Please do the math before you post assumptions.

If the average person drives 15K miles a year. At $3.00 a gallon each one MPG will add $300 a year, $30 a month.

Most kids own cars under 5K, hard to find a car less then 10 years old at that price.

Do you actually own a car?

Anyone who has knows that the EPA's combined MPG ratings are a joke.

You'll be lucky if you get 75-80% of their rated MPG for a given car.

If your kid needs a car and s/he isn't making that much then the last thing you want them buying is something that only gets around 14mpg.

A 10 year old Honda Civic should cost less than $5,000 by now and should get 25mpg on average.

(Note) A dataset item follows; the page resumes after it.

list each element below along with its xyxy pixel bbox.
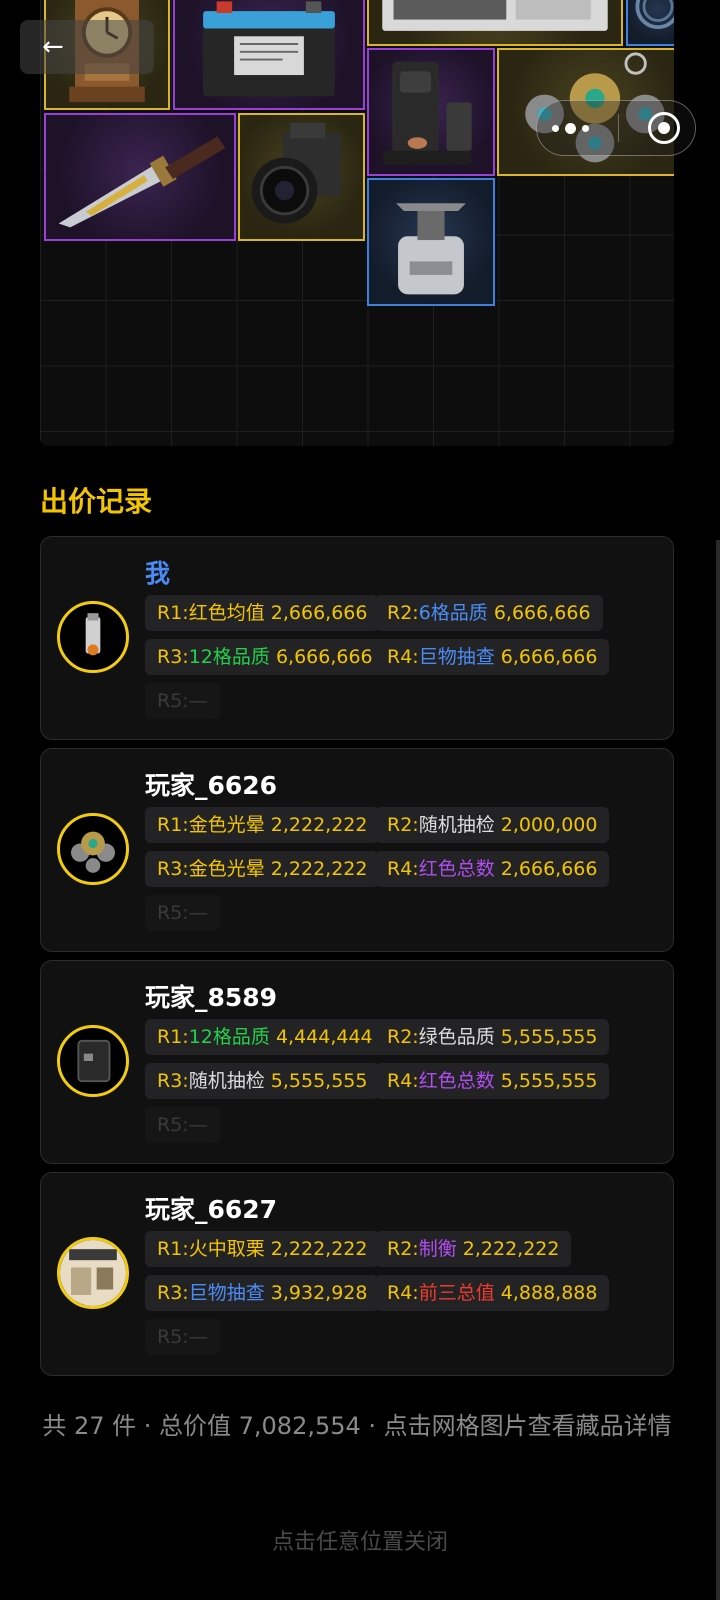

My math says that's over $1K net cash in the kid's pocket per year. I doubt they'd sneeze at saving that kind of coin by not buying one of your clunkers...
 
Young people do not care about MPG. All they care is if they have a car or not. Be honest...when you were 16, did you care about MPG or did you care about buying any car at as low as a price as possible?
 
Quote from peilthetraveler:

Young people do not care about MPG. All they care is if they have a car or not. Be honest...when you were 16, did you care about MPG or did you care about buying any car at as low as a price as possible?

Just because you were young and stupid doesn't mean that everyone else was/is.

In my case my dad happened to be a truck driver.

So, yes, I was well aware if MPG and what it meant to the bottom line of cost to own.
 
Quote from peilthetraveler:

Young people do not care about MPG. All they care is if they have a car or not. Be honest...when you were 16, did you care about MPG or did you care about buying any car at as low as a price as possible?

I have to agree, kids are still this way. Kids figure $20 worth of gas will get them from point A to B, not mpg. Also, some of the older cars with poor gas mileage cost less to buy, because the poor mileage is figured into the selling price. There is a fair arguement for that side of the equation also.

Not until kids have more choices do they consider other factors like mpg. By choices I mean, money to buy a better auto, insurance considerations, style.